On Tuesday, June 12, members of the Shreveport City Council unanimously approved moving $1.2m in federal grant dollars to allow for the construction of the much- talked about Shreveport Common park. Groundbreaking is expected in the late summer. With minimal weather delays, the park could be open in 6-8 months.

The 2.4 acre site sits in the middle of the westernmost part of Downtown, an area bounded by Cotton, Texas Avenue and Crockett Street sitting in the Shreveport Downtown Commercial Historic District. This 2.4 acres is made up of the the foundations of 10 concrete slabs; buildings that over the years have come down due to neglect or business decision. As unfortunate as that is, the large, unattractive space presented an opportunity to do something both special and unique.

Plans for the city’s first urban park include green grassy space, walking paths, an area for food trucks, and a community space intended to be programmed with music, dance, theater and other  events. There is a rainwater irrigation system called a bioswale, and the opportunity to add more features as private donations are made. Additional potential amenities include a water misting site for cooling on hot days, a giant video wall for outdoor movie viewing, a sculpture garden and a stage.

Private donations are already beginning to come in.

The Shreveport Common 9-block art and culture district was created in the aftermath of a 2009 fire that destroyed the Shreveport Regional Arts Council’s (SRAC) offices at Princess Park. SRAC was given the opportunity to move into the then-vacant original Central Fire Station at 801 Crockett Street, but that offer came with strings attached- those strings included assisting in the transformation of an entire neighborhood utilizing something called Creative Placemaking. The power of arts, culture and creativity would be leveraged to create vibrancy and development.
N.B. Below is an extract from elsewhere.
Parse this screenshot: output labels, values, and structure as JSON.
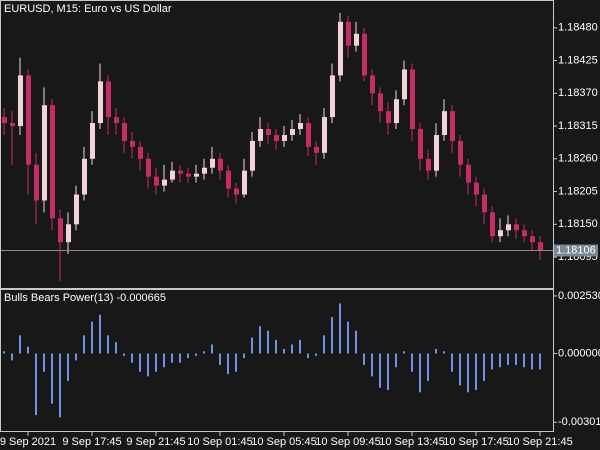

The 9-block area has seen an infusion of both public and private investment in the ensuing years. City bond funds have improved city facilities including Municipal Auditorium, Oakland Cemetery and Elvis Presley Boulevard. Private building owners have rehabbed formerly-vacant and underutilized spaces into apartments, offices, and art hubs, but the area, and developers have been waiting for the park.

Additional downtown greenspace is on of the most highly-requested wants by residents and office workers. Other than the courthouse lawn which is off-limits to dogs, there is no grassy space near the Central Business District, no cool treed location to hang out and visit a food truck, no place to play catch with a furry friend. Even more than the amenity of a green space is the economic development it helps spur. It encourages a rise in property values all around, it creates a desire to be a part of this cool new thing.

It’s hard to say that parks are more important than basic needs of streets and sewer lines and drainage so it helps that this $1.2m in federal dollars was restricted in what it could be used for and where it could be used. As a shovel-ready project, Shreveport Common checked all the federal boxes.

It’s an exciting time for Shreveport Common and the downtown that it is a part of, and we look forward to seeing green grass instead of green-painted concrete in the not-too-distant future.